Falmouth Bookshop, Cornwall

Falmouth Bookstore. Photo: Falmouth Bookstore

There has been a bookshop in the center of the Cornish port town of Falmouth for as long as anyone can remember, but for the past three decades Falmouth Bookseller has been part of the growing Cornish bookshop chain started by Ron Johns. As well as the Falmouth shop, Johns owns St Ives Bookstore, is a partner in Padstow Bookseller and owns the small independent press Mabecron Books, which publishes mainly Cornish picture books.

Housed in a 200-year-old Georgian building, Falmouth Bookseller has an impressive shop window and a light and airy interior. It’s a “brilliant” place to sell books, “for so many reasons,” says manager Eloise Rowe. “We absolutely have the boost of the Cornish tourist trade during the school holidays,” she says, as well as a year-round customer base of locals and university students.

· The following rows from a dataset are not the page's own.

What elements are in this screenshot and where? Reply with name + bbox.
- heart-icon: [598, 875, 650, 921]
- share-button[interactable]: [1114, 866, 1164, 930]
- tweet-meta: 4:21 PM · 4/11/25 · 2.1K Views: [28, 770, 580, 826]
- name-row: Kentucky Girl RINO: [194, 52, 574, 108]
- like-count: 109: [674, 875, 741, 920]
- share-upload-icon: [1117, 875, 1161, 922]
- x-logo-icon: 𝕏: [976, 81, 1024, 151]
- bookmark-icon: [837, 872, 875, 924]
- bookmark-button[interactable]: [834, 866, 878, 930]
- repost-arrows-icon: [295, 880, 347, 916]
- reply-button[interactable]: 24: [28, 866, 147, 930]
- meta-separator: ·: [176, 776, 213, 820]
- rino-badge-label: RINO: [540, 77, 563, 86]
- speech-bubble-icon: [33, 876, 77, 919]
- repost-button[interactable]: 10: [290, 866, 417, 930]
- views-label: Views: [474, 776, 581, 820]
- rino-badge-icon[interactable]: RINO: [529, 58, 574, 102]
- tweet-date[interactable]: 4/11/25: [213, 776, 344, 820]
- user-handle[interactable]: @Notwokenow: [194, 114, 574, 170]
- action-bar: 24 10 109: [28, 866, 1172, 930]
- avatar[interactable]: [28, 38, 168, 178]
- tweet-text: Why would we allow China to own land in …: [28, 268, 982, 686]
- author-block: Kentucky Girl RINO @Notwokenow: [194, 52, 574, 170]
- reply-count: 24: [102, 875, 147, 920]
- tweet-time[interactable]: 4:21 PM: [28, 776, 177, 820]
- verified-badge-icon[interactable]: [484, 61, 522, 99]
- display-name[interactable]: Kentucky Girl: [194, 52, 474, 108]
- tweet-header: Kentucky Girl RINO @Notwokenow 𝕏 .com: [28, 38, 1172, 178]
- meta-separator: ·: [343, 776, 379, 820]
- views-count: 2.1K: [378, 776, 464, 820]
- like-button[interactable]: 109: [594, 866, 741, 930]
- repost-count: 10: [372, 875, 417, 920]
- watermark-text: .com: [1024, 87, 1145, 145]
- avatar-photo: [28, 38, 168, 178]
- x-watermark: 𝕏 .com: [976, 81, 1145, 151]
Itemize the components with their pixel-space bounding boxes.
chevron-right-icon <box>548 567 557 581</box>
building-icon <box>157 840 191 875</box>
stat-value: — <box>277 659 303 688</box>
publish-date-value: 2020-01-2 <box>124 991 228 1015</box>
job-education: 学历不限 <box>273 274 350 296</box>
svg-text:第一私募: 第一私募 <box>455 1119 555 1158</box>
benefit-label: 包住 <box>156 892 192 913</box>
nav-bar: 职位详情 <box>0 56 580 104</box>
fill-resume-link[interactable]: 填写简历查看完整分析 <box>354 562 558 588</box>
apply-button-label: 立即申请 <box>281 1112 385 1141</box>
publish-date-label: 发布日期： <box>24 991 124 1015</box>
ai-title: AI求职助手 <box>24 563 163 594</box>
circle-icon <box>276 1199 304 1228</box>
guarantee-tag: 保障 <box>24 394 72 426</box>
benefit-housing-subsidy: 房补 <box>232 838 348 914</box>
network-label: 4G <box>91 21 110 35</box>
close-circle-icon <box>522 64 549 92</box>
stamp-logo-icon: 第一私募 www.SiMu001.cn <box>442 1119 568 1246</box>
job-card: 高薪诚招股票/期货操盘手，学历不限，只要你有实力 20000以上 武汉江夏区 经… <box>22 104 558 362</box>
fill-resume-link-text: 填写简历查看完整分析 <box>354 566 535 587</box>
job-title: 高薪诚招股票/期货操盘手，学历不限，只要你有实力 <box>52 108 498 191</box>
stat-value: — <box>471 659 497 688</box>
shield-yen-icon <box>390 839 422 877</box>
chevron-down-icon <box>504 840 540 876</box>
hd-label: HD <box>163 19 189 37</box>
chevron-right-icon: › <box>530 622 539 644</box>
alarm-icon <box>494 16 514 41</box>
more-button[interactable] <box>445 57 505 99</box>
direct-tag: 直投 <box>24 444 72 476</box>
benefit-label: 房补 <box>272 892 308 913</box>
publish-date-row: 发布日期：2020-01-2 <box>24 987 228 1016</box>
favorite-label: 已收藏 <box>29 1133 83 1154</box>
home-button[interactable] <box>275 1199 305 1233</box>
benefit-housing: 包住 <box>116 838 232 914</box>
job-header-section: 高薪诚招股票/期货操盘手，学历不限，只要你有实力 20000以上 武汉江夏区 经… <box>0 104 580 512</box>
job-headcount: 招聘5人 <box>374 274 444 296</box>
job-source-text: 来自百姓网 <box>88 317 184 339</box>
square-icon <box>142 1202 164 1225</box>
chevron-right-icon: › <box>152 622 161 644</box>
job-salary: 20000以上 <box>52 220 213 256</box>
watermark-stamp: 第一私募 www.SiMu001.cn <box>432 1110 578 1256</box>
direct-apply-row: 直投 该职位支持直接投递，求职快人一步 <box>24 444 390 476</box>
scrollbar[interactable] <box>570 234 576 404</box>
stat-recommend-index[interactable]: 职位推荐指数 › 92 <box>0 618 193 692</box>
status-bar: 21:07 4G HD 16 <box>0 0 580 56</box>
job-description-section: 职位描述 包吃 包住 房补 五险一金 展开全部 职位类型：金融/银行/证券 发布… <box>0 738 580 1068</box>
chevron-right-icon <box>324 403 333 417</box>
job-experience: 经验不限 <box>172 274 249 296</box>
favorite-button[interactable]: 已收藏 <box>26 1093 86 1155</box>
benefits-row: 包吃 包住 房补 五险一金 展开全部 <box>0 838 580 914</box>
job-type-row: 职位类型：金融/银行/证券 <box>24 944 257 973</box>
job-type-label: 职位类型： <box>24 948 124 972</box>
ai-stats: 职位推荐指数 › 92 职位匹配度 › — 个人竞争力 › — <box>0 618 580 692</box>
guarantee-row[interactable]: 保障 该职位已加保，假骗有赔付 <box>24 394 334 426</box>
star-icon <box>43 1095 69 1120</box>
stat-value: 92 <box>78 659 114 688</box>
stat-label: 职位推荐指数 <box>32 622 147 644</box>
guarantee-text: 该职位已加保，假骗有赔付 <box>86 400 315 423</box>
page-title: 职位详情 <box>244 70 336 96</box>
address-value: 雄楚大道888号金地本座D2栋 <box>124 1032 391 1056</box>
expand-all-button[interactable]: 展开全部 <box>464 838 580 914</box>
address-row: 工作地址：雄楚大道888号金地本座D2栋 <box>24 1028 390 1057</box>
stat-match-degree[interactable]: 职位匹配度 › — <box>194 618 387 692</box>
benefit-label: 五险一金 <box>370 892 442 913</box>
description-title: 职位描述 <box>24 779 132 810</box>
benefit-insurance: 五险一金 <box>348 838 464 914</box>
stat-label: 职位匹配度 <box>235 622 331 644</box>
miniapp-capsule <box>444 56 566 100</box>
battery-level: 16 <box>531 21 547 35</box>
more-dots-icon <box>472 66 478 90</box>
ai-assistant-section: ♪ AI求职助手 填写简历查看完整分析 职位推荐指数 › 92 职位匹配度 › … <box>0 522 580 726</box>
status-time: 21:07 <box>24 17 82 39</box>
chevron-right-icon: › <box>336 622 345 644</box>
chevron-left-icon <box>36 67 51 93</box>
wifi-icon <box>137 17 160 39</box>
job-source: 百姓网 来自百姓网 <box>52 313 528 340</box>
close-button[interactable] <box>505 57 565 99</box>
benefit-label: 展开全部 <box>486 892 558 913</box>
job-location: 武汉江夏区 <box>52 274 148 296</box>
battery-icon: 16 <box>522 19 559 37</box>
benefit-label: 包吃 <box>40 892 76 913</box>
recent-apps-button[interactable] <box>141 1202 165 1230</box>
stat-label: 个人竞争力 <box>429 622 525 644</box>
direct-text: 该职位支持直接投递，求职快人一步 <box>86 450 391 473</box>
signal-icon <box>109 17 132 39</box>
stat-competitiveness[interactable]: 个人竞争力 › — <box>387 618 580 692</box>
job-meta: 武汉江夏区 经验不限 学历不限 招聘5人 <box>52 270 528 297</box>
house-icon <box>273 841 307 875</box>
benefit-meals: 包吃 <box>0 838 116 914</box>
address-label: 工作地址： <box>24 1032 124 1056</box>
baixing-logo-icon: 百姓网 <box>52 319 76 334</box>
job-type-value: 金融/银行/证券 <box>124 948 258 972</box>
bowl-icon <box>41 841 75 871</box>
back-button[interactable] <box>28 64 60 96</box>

One of the biggest obstacles is getting publishers behind independent bookstores, says Rowe. “We’ve been running talks and events throughout the year, but one of the newer issues we’re dealing with is the bigger tour event organizers doing everything in-house,” she says. “This means that major authors, or perhaps their publicists, are becoming less likely to hold events directly with an indie bookstore. A few years ago we did an event with Michael Palin in our beautiful church in town, it sold out and we sold a lot of books that night – it was a coup for us and the town, but opportunities like this become harder and harder. find.”

That said, Rowe thinks the sector is in pretty good shape. While there are some “really big hurdles,” Indies is “a really great place, and our customers really value us,” she says.